In this race for reconstruction, the port came up against the difficulties presented in 1948 to 1949 of manufacturing modern handling equipment for uniform and efficient tooling in France and within a limited timeframe. For these reasons, raising funds in the United States was considered in order to acquire, as soon as possible and at the best prices, the equipment required for unloading docks with high-powered handling equipment such as 20 quayside gantry cranes, ten 2-tonne semi-gantry cranes and four large 12-tonne gantry cranes. For this external financial operation, the expenditure totalled 1,090 billion francs, excluding exchange rate effects. In order to finance these purchases, Banque de Paris et des Pays-Bas obtained authorisation from Crédit National to enlist lenders in the United States to raise a USD 3.7 million bond with the guarantee from the ECA and the French government.

In February 1950, in response to the significant need for modernisation, the autonomous port carried out a second bond issue of 550 million francs, which was also successful.

Other ports

While the Channel ports and towns were the first to seek help from the public authorities and banks for their reconstruction, other ports were also putting together their requests.

BNCI branch in Rouen in 1946. BNP Paribas historical archives reference 11Fi553.

This was the case in Nantes, where the loan was estimated at 300 million francs for the modernisation of the fruit and early produce reception facilities and in which Banque de Paris et des Pays-Bas was co-lead arranger with Société Générale and Crédit Nantais. This was also the case for Marseille which, in December 1948, launched its loan of 650 million francs to the consortium for the reconstruction of the port in Marseille and its annexes. Finally, this was also the case in Saint-Nazaire – a city that was two-thirds destroyed and had already been experiencing a housing crisis in 1939. As co-lead arranger with Société Générale, Banque de Paris et des Pays-Bas would bear the loan for the consortium for the reconstruction of Saint-Nazaire and its surrounding areas.

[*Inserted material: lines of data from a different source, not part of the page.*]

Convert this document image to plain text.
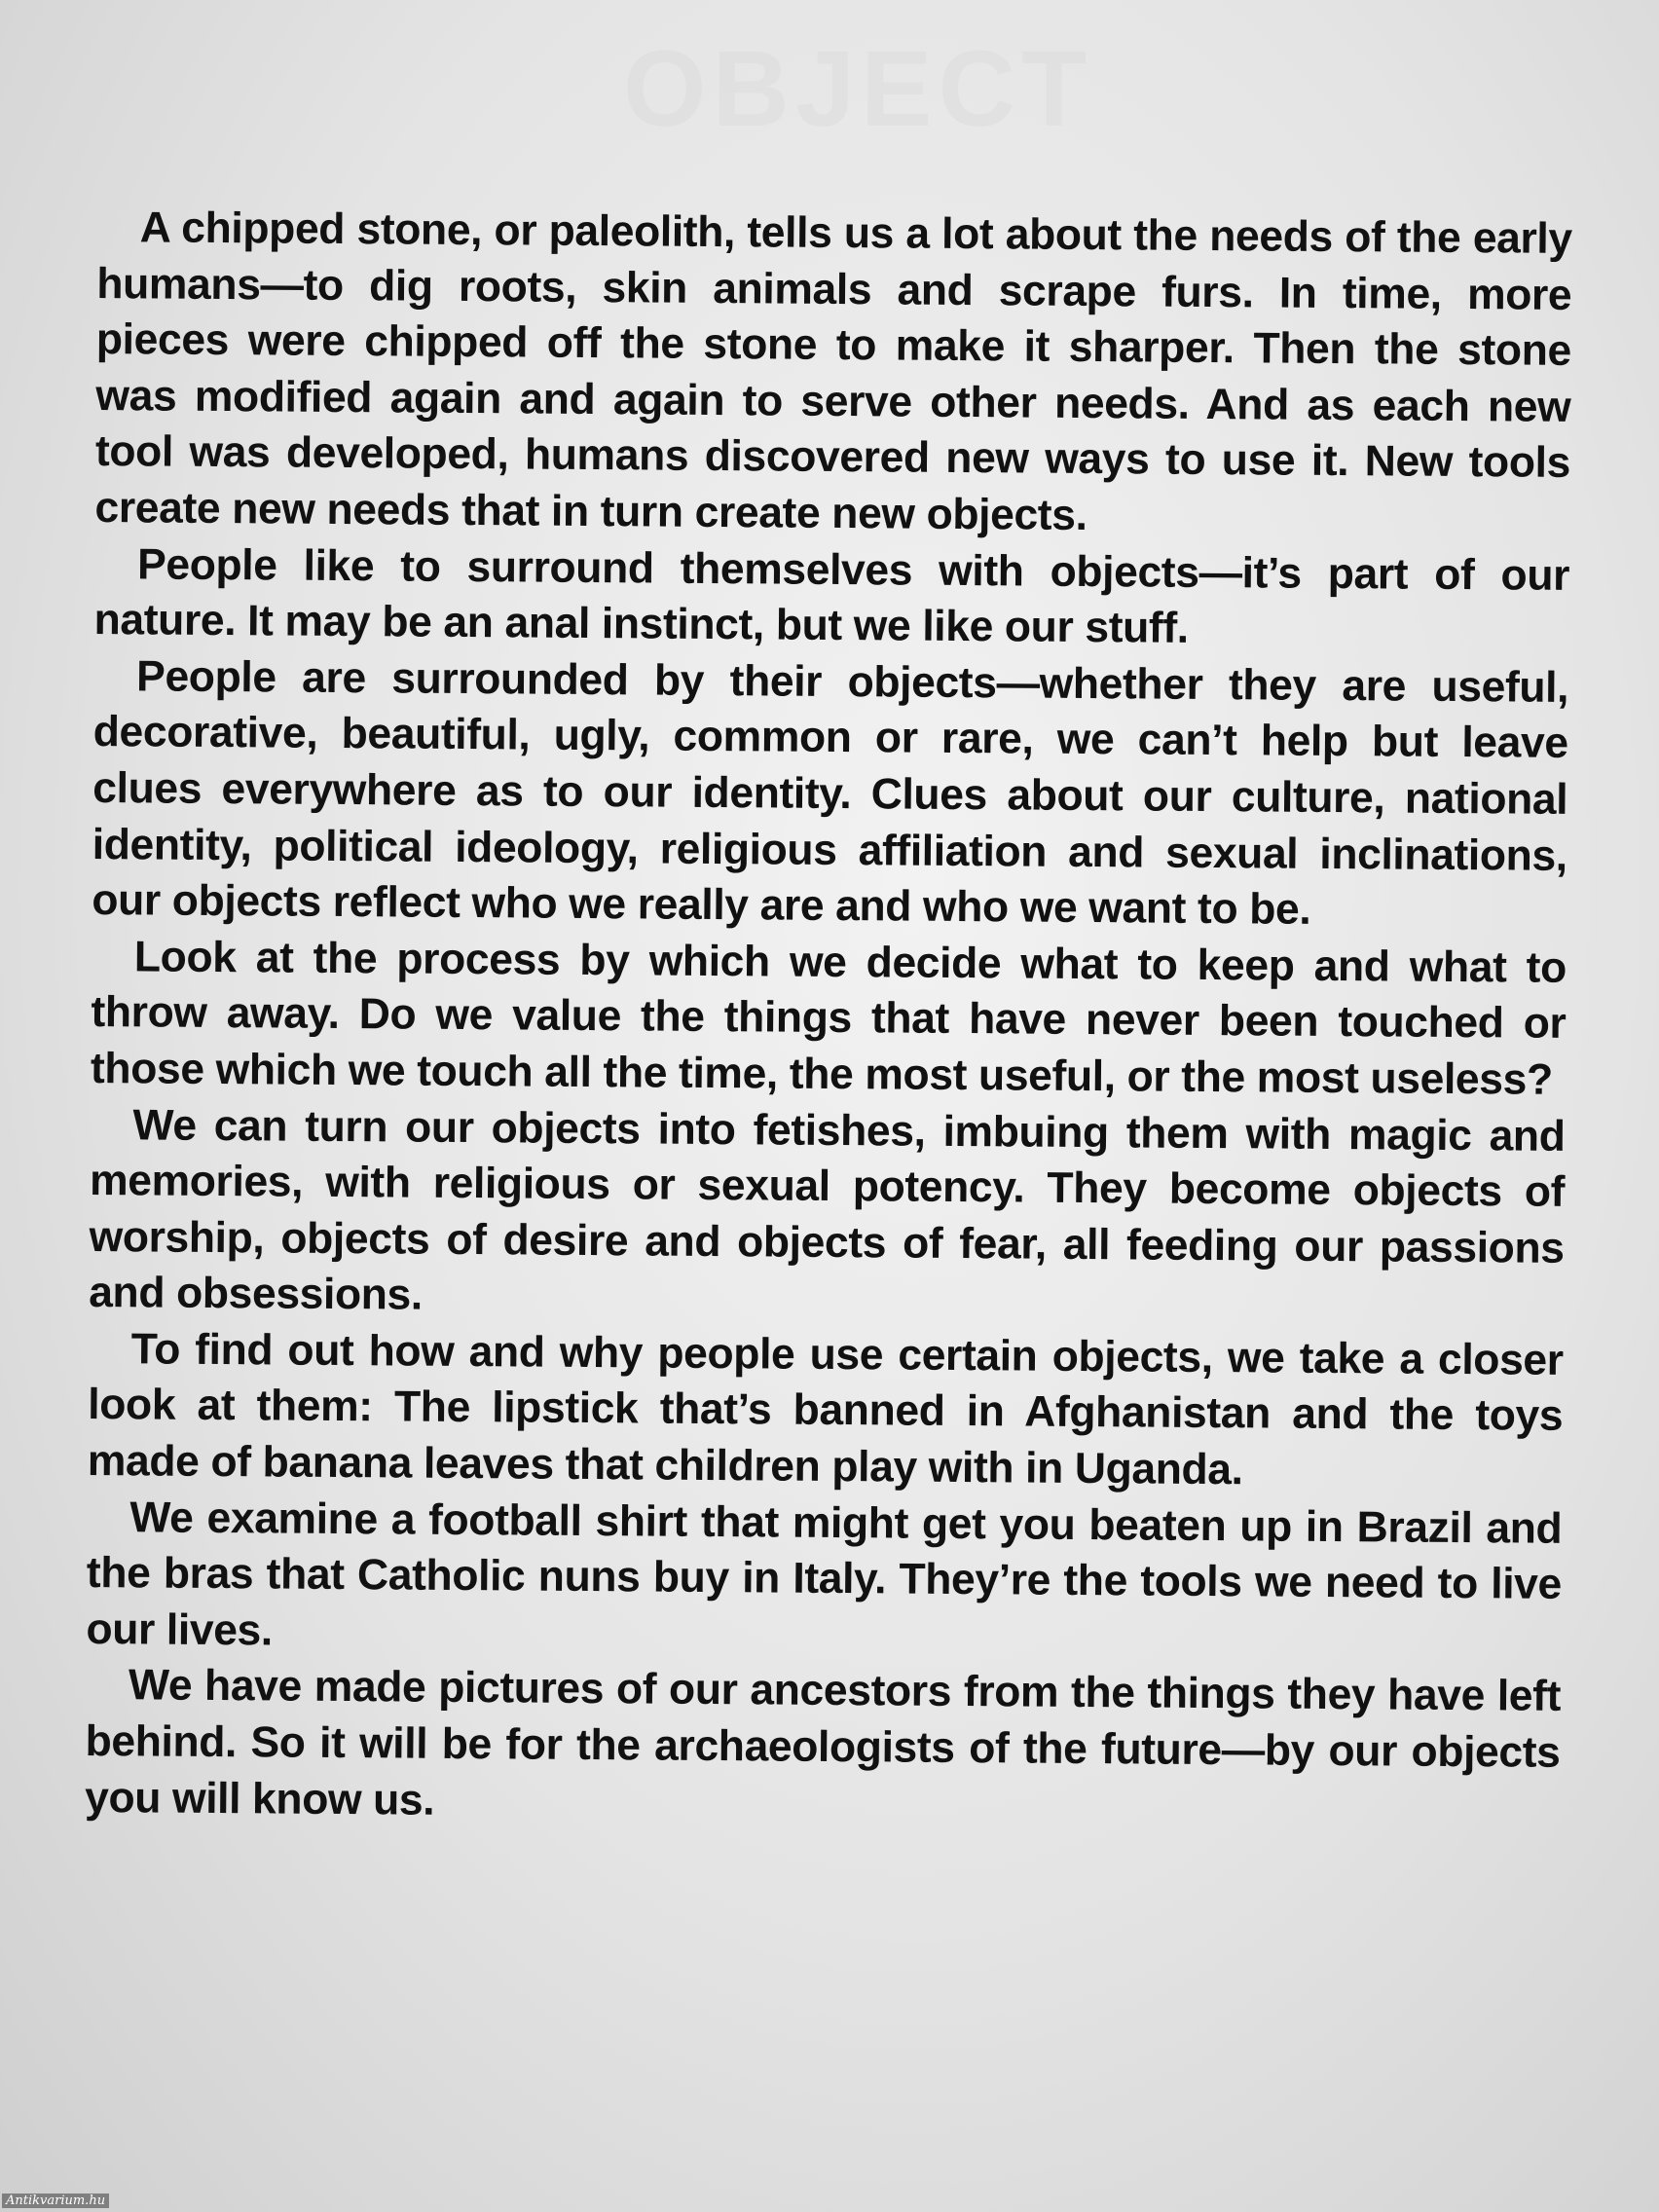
OBJECT

A chipped stone, or paleolith, tells us a lot about the needs of the early humans—to dig roots, skin animals and scrape furs. In time, more pieces were chipped off the stone to make it sharper. Then the stone was modified again and again to serve other needs. And as each new tool was developed, humans discovered new ways to use it. New tools create new needs that in turn create new objects.

People like to surround themselves with objects—it’s part of our nature. It may be an anal instinct, but we like our stuff.

People are surrounded by their objects—whether they are useful, decorative, beautiful, ugly, common or rare, we can’t help but leave clues everywhere as to our identity. Clues about our culture, national identity, political ideology, religious affiliation and sexual inclinations, our objects reflect who we really are and who we want to be.

Look at the process by which we decide what to keep and what to throw away. Do we value the things that have never been touched or those which we touch all the time, the most useful, or the most useless?

We can turn our objects into fetishes, imbuing them with magic and memories, with religious or sexual potency. They become objects of worship, objects of desire and objects of fear, all feeding our passions and obsessions.

To find out how and why people use certain objects, we take a closer look at them: The lipstick that’s banned in Afghanistan and the toys made of banana leaves that children play with in Uganda.

We examine a football shirt that might get you beaten up in Brazil and the bras that Catholic nuns buy in Italy. They’re the tools we need to live our lives.

We have made pictures of our ancestors from the things they have left behind. So it will be for the archaeologists of the future—by our objects you will know us.

Antikvarium.hu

Prospectus for the launch of the Marseille port reconstruction consortium, December 1948. BNP Paribas historical archives, reference 11AH1206.

And what about the “Groupement pour la reconstitution des divers ports maritimes” (Consortium for the Reconstruction of Various Maritime Ports), which was born out of the concerted action of the chambers of commerce concerned and which, in December 1948, launched a loan of 200 million francs to help rehabilitate a number of ports on the French coast, including Bastia, Brest, Calais, Dieppe, Fécamp, Rochefort, Sète and Toulon. Some of these ports stood in ruins and would require subsequent loans.